When people hear Illinois, the first word that comes to mind is Chicago. You know, that big city with deep-dish pizza, the Cubs, and the Willis Tower. Yes, common perception and media portrayals mainly depicts Illinois as only Chicago. That’s fair, considering the city has much to offer for travelers and local residents. I’m here, however, to tell you that Chicagoland only encompasses a small portion in the Northeast corner of the state. But it is where I’ll start:
Whether it’s going to the Lake Michigan shorelines for a walk, heading to the top of the Willis Tower, or walking on the Mag Mile; this city offers something for everyone. From the top of the Willis Tower, you can witness the lake water in pure blue and stretches out into the distance. Meanwhile, another spot atop the observation deck, you can count just how many skyscrapers the city has.
As for the famous deep-dish pizza, I’ve had Lou Malnati’s and Giordano’s, and I must say that one or two slices is enough to call it a meal (and day.) Walking the Mag Mile on Michigan Avenue is a shopper’s heaven, with retail stores flooding the street. I forgot to mention the famous Navy Pier, a lakeside entertainment venue with stunning views at sunset along with plenty of fun.
There’s also Taste of Chicago – a summer food festival in the city – which is essentially booths set-up in one location from various restaurants so you can simply try all their food. It’s a delicious time!
If you want to explore areas outside downtown, Wrigleyville has an electric atmosphere and is filled with food and drink establishments. It’s even more booming when Cubs games are in town. A true Chicago experience includes a Cubs game, and I must say the fans are so passionate for their team, regardless of the record.
The attractions don’t end there though: the Art Institute, Cloud Gate, Millennium Park, Shedd Aquarium, and Buckingham Fountain are just some of the other icons waiting for you in the Windy City.
The Rest of Illinois
For visitors especially, the rest of Illinois may be something of curiosity. Most travelers arrive in Chicago to experience a massive urban sprawl. But when you look on the map, Illinois has tons more space.
I have driven through Illinois from north to south and east to west and it’s a vastly different country compared to the urban part of the state. As the outskirts of Chicago disappear in your rearview mirror, it’s easy to see why many people label the state in the heartland: it’s all cornfields.

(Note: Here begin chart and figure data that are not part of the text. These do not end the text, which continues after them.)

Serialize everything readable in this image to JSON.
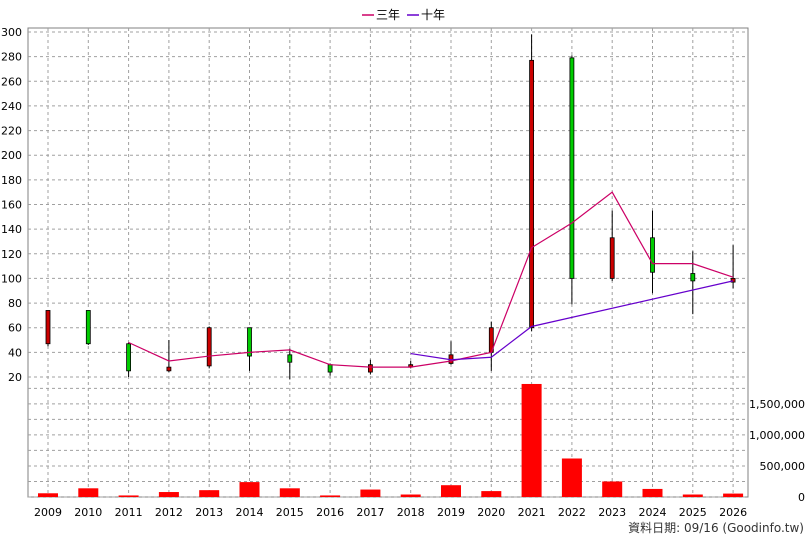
{
  "chart_data": {
    "type": "candlestick+line+bar",
    "legend": [
      {
        "label": "三年",
        "color": "#cc0066"
      },
      {
        "label": "十年",
        "color": "#6600cc"
      }
    ],
    "years": [
      "2009",
      "2010",
      "2011",
      "2012",
      "2013",
      "2014",
      "2015",
      "2016",
      "2017",
      "2018",
      "2019",
      "2020",
      "2021",
      "2022",
      "2023",
      "2024",
      "2025",
      "2026"
    ],
    "price_axis": {
      "ylim": [
        20,
        300
      ],
      "ticks": [
        20,
        40,
        60,
        80,
        100,
        120,
        140,
        160,
        180,
        200,
        220,
        240,
        260,
        280,
        300
      ]
    },
    "volume_axis": {
      "ylim": [
        0,
        1900000
      ],
      "ticks": [
        0,
        500000,
        1000000,
        1500000
      ],
      "tick_labels": [
        "0",
        "500,000",
        "1,000,000",
        "1,500,000"
      ]
    },
    "candles": [
      {
        "year": "2009",
        "open": 74,
        "close": 47,
        "high": 74,
        "low": 45
      },
      {
        "year": "2010",
        "open": 47,
        "close": 74,
        "high": 74,
        "low": 46
      },
      {
        "year": "2011",
        "open": 25,
        "close": 47,
        "high": 48,
        "low": 20
      },
      {
        "year": "2012",
        "open": 28,
        "close": 25,
        "high": 50,
        "low": 24
      },
      {
        "year": "2013",
        "open": 60,
        "close": 29,
        "high": 61,
        "low": 27
      },
      {
        "year": "2014",
        "open": 37,
        "close": 60,
        "high": 60,
        "low": 25
      },
      {
        "year": "2015",
        "open": 32,
        "close": 38,
        "high": 43,
        "low": 18
      },
      {
        "year": "2016",
        "open": 24,
        "close": 30,
        "high": 31,
        "low": 21
      },
      {
        "year": "2017",
        "open": 30,
        "close": 24,
        "high": 34,
        "low": 22
      },
      {
        "year": "2018",
        "open": 30,
        "close": 28,
        "high": 33,
        "low": 27
      },
      {
        "year": "2019",
        "open": 38,
        "close": 31,
        "high": 49,
        "low": 30
      },
      {
        "year": "2020",
        "open": 60,
        "close": 40,
        "high": 65,
        "low": 25
      },
      {
        "year": "2021",
        "open": 277,
        "close": 60,
        "high": 298,
        "low": 57
      },
      {
        "year": "2022",
        "open": 100,
        "close": 279,
        "high": 281,
        "low": 79
      },
      {
        "year": "2023",
        "open": 133,
        "close": 100,
        "high": 155,
        "low": 98
      },
      {
        "year": "2024",
        "open": 105,
        "close": 133,
        "high": 155,
        "low": 88
      },
      {
        "year": "2025",
        "open": 98,
        "close": 104,
        "high": 122,
        "low": 71
      },
      {
        "year": "2026",
        "open": 100,
        "close": 97,
        "high": 127,
        "low": 92
      }
    ],
    "series": [
      {
        "name": "三年",
        "color": "#cc0066",
        "points": [
          [
            "2011",
            48
          ],
          [
            "2012",
            33
          ],
          [
            "2013",
            37
          ],
          [
            "2014",
            40
          ],
          [
            "2015",
            42
          ],
          [
            "2016",
            30
          ],
          [
            "2017",
            28
          ],
          [
            "2018",
            28
          ],
          [
            "2019",
            33
          ],
          [
            "2020",
            40
          ],
          [
            "2021",
            125
          ],
          [
            "2022",
            145
          ],
          [
            "2023",
            170
          ],
          [
            "2024",
            112
          ],
          [
            "2025",
            112
          ],
          [
            "2026",
            101
          ]
        ]
      },
      {
        "name": "十年",
        "color": "#6600cc",
        "points": [
          [
            "2018",
            39
          ],
          [
            "2019",
            34
          ],
          [
            "2020",
            36
          ],
          [
            "2021",
            61
          ],
          [
            "2026",
            98
          ]
        ]
      }
    ],
    "volume": [
      60000,
      140000,
      25000,
      80000,
      110000,
      240000,
      140000,
      25000,
      120000,
      40000,
      190000,
      95000,
      1820000,
      620000,
      250000,
      130000,
      40000,
      55000
    ],
    "up_color": "#00cc00",
    "down_color": "#cc0000",
    "volume_color": "#ff0000",
    "grid": true
  },
  "source_text": "資料日期: 09/16  (Goodinfo.tw)"
}
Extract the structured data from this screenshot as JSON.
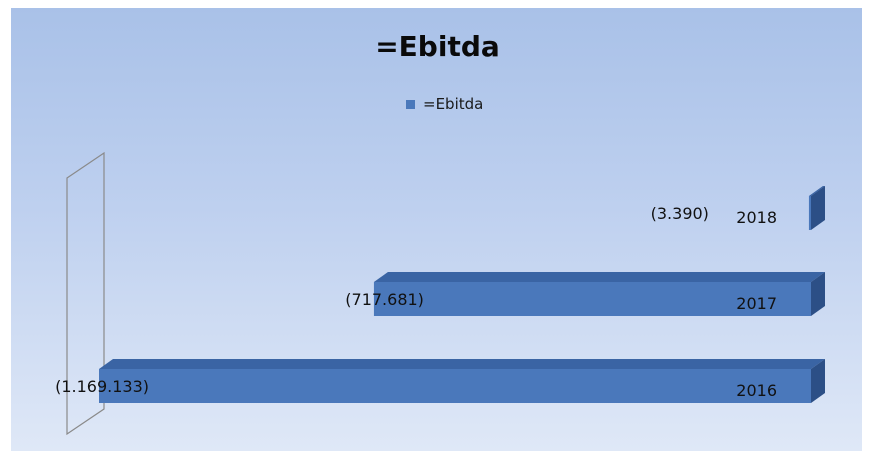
{
  "chart_data": {
    "type": "bar",
    "orientation": "horizontal",
    "title": "=Ebitda",
    "legend": {
      "position": "top",
      "entries": [
        "=Ebitda"
      ]
    },
    "categories": [
      "2016",
      "2017",
      "2018"
    ],
    "series": [
      {
        "name": "=Ebitda",
        "values": [
          -1169133,
          -717681,
          -3390
        ],
        "labels": [
          "(1.169.133)",
          "(717.681)",
          "(3.390)"
        ]
      }
    ],
    "xlim": [
      -1169133,
      0
    ],
    "grid": false,
    "colors": {
      "bar_front": "#4a78bb",
      "bar_top": "#3a64a4",
      "bar_side": "#2c4f86",
      "legend_swatch": "#4a78bb"
    }
  }
}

Into the distance, one road goes with nothing but cultivation and fields surround you. It’s a flat, open country that turns remote at times. I remember seeing “No exit for 25 miles” signs at some points, thus it’s not uncommon to drive through fields for 100 or even 250 miles in Illinois. The traffic is sparse, quiet. Civilization is few and far between. It’s a major contrast to national perceptions of Chicago and its urbanization.